Note: The W7-X geometry is currently protected by the W7-X data access agreement. Therefore, the file referenced below is available to W7-X team members (including external collaborators who signed this agreement) upon request.
fsc.resolve.importOfflineData('../../w7x-op21.fsc')
Now we need to setup the geometry and magnetic field configuration.
field = w7x.standard() + w7x.controlCoils([2000, 2000])
geometry = w7x.op21Geometry()
grid = w7x.defaultGrid()
grid.nR = 128
grid.nZ = 128
grid.nPhi = 32
field = field.compute(grid)
Finally, we need to decide in which phi planes we want to evaluate our Poincare plots, and which points to start our traces on.
import numpy as np
phiPlanes = np.linspace(0, 2 / 5 * np.pi, 6, endpoint = False)
# Put more starting points inside the island
rStart = np.concatenate([
np.linspace(4.5, 4.8, 10, endpoint = False),
np.linspace(4.8, 5.4, 10)
])
phiStart = np.linspace(0, 2 * np.pi, 5, endpoint = False) + np.pi
# Starting on an r, phi grid allows us to see all 5 islands
rStartG, phiStartG = np.meshgrid(rStart, phiStart, indexing = 'ij')
xStart = rStartG * np.cos(phiStartG)
yStart = rStartG * np.sin(phiStartG)
zStart = 0 * rStartG
startPoints = [xStart, yStart, zStart]
Now it’s time to run our calculation.
pcPoints = fsc.flt.poincareInPhiPlanes(
startPoints, field, phiPlanes, 200,
grid = grid,
geometry = geometry, geometryGrid = w7x.defaultGeometryGrid(),
distanceLimit = 1e4,
targetError = 1e-4, maxStepSize = 0.2,
)
The calculation returns a numpy array with a specific shape:
The first dimension of the array is always 5. The first 3 entries are the x, y, z positions of the intersection points, while the other 2 are forward and backward connection-lengths.
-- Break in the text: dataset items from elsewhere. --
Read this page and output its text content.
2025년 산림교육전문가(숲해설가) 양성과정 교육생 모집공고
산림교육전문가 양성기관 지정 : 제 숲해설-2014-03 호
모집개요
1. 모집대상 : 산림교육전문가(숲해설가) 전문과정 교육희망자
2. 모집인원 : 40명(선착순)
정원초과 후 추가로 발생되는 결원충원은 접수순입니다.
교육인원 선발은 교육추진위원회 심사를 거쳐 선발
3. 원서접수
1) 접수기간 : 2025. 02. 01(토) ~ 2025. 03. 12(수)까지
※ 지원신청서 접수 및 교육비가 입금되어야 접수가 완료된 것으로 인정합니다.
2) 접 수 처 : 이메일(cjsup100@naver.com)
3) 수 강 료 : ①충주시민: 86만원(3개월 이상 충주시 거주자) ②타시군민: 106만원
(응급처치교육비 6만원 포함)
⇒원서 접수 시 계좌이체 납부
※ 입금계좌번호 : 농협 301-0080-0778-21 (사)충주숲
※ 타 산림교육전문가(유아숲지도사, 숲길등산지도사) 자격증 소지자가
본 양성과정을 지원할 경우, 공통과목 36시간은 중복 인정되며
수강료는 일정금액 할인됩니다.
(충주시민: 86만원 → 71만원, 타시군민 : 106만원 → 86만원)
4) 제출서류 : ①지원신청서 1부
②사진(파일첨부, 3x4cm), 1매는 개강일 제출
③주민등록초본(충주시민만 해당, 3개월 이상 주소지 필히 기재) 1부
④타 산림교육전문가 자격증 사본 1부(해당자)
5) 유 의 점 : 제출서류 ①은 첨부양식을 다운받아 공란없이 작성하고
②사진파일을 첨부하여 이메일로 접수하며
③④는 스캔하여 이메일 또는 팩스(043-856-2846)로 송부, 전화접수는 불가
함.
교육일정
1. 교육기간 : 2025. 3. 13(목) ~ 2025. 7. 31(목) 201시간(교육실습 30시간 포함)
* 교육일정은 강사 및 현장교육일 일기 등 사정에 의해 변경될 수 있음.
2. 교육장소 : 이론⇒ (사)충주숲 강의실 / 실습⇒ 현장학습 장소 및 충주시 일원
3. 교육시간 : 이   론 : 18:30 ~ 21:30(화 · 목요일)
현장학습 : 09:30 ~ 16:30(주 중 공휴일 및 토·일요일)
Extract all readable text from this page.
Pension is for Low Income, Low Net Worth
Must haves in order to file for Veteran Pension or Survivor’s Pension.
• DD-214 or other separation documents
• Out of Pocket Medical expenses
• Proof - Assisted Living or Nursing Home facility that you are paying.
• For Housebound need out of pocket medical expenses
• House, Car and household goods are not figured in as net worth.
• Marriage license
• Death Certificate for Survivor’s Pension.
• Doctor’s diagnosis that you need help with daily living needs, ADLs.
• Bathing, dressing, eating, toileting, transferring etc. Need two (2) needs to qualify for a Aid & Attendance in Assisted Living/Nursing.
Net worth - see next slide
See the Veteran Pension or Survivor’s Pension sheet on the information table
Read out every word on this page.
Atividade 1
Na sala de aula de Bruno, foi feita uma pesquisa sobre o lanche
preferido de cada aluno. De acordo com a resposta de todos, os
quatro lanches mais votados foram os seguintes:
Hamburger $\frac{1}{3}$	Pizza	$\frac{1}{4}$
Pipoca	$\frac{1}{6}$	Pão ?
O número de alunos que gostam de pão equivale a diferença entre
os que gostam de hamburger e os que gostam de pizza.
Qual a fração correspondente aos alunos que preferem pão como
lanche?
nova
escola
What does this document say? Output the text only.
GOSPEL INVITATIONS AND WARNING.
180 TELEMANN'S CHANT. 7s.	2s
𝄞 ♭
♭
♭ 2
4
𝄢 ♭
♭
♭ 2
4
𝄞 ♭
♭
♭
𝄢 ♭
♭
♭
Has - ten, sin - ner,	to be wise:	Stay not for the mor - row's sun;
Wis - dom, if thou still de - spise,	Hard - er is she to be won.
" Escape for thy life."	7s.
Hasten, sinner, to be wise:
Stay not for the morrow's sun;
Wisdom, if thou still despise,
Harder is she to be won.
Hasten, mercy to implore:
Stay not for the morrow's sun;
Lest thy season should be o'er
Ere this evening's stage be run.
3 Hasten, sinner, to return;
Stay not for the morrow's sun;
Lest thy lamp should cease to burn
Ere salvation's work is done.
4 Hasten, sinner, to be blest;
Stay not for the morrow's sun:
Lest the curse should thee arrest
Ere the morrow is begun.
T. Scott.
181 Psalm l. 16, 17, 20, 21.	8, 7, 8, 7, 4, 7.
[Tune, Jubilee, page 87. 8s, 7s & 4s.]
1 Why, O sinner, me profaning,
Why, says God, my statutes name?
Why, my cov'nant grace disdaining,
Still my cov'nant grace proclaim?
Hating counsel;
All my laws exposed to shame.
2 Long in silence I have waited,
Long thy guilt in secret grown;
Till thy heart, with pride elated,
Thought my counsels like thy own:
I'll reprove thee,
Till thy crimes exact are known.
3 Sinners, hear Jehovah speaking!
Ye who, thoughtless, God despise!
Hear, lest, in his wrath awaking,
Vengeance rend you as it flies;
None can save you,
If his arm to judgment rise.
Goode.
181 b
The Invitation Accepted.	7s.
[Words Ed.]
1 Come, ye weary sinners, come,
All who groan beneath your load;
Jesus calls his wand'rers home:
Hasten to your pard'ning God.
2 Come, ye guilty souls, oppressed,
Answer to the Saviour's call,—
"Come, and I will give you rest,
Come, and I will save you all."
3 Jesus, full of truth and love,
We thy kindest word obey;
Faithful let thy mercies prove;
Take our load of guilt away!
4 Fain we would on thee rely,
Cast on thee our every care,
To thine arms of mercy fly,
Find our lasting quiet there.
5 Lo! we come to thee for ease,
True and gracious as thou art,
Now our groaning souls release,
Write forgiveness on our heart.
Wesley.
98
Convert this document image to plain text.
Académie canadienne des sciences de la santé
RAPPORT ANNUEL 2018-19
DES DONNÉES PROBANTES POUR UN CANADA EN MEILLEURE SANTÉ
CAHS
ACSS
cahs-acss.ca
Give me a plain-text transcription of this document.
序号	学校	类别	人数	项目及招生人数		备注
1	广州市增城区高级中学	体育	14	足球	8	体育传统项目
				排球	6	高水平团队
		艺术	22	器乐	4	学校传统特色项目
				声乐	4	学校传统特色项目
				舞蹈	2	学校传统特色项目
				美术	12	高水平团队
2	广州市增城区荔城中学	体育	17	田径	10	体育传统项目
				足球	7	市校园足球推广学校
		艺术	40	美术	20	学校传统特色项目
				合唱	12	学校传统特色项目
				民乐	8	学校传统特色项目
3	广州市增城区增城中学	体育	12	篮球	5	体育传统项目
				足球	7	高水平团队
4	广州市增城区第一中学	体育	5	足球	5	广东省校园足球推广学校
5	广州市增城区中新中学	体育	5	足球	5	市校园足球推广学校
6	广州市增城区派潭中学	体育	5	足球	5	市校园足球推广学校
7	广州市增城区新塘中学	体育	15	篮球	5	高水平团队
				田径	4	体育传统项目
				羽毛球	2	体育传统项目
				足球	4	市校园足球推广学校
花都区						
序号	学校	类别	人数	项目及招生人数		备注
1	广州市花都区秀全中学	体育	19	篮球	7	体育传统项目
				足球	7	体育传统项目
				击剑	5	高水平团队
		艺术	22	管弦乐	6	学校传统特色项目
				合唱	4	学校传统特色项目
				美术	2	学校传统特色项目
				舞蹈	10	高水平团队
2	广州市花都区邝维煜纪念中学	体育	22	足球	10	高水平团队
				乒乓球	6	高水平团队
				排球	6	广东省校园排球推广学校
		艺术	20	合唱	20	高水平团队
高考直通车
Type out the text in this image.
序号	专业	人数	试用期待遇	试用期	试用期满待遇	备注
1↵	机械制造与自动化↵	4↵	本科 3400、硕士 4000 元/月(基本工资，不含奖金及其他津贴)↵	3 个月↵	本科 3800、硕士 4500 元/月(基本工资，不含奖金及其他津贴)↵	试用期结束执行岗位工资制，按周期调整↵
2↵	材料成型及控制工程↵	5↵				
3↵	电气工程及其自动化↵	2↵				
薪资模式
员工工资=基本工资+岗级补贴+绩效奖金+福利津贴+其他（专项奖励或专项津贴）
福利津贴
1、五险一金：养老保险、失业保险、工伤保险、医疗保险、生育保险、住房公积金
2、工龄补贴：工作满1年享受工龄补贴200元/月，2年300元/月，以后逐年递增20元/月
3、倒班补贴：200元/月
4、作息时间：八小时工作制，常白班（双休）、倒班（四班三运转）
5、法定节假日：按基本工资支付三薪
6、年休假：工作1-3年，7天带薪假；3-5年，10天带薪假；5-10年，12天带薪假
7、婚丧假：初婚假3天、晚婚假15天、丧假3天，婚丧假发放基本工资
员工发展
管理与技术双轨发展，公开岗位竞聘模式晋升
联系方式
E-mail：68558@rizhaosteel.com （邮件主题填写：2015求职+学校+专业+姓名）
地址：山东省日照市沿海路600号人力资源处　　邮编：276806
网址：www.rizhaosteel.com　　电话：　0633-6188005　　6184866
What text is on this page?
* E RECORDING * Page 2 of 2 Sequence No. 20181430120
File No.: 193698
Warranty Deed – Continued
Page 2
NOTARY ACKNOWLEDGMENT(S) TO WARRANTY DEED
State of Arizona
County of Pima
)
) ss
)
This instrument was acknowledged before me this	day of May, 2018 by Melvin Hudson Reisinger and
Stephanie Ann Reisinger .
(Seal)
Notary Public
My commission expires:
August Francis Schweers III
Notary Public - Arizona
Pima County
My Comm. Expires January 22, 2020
Negative values indicate, that the respective length (given by the absolute value) is given by something other than a collision event (start point, tracing limit, leaving the grid, etc.)
The second dimension corresponds to the selected phi values to do the intersection at.
The third dimension on corresponds to the dimensions of the starting point array (excluding its first xyz dimension)
Finally, the last dimension corresponds to the turn counter of the field line.
# Shape is [5, nPlanes] + startsPoints.shape[1:] + [nTurns]
pcPoints.shape
(5, 6, 20, 5, 200)
We can now plot each series of intersection points. For this, we can also make use of the fsc.geometry.plotCut function, which will compute phi slices of the geometry.
import matplotlib
import matplotlib.pyplot as plt
matplotlib.rcParams.update({'font.size': 22})
for iPhi, phi in enumerate(phiPlanes):
x, y, z, cLenF, cLenB = pcPoints[:, iPhi, :, :].reshape([5, -1])
r = np.sqrt(x**2 + y**2)
# Negative connection lengths indicate that the line segment going through
# the point in that direction is not terminated by collision (e.g. it left
# the grid or hit the distance limit)
mask = np.logical_and(cLenF > 0, cLenB > 0)
mask2 = np.logical_and(cLenF < 0, cLenB < 0)
cLen = cLenF + cLenB
plt.figure(figsize = (7, 9))
plt.title('{:.0f} deg.'.format(np.degrees(phi)))
plt.scatter(r[mask], z[mask], c = cLen[mask], norm = matplotlib.colors.LogNorm(), s = 1)
plt.colorbar(label = 'Connection length [m]')
plt.scatter(r[mask2], z[mask2], c = 'k', s = 0.5)
geometry.plotCut(phi, edgecolors = 'k')
plt.axis('equal')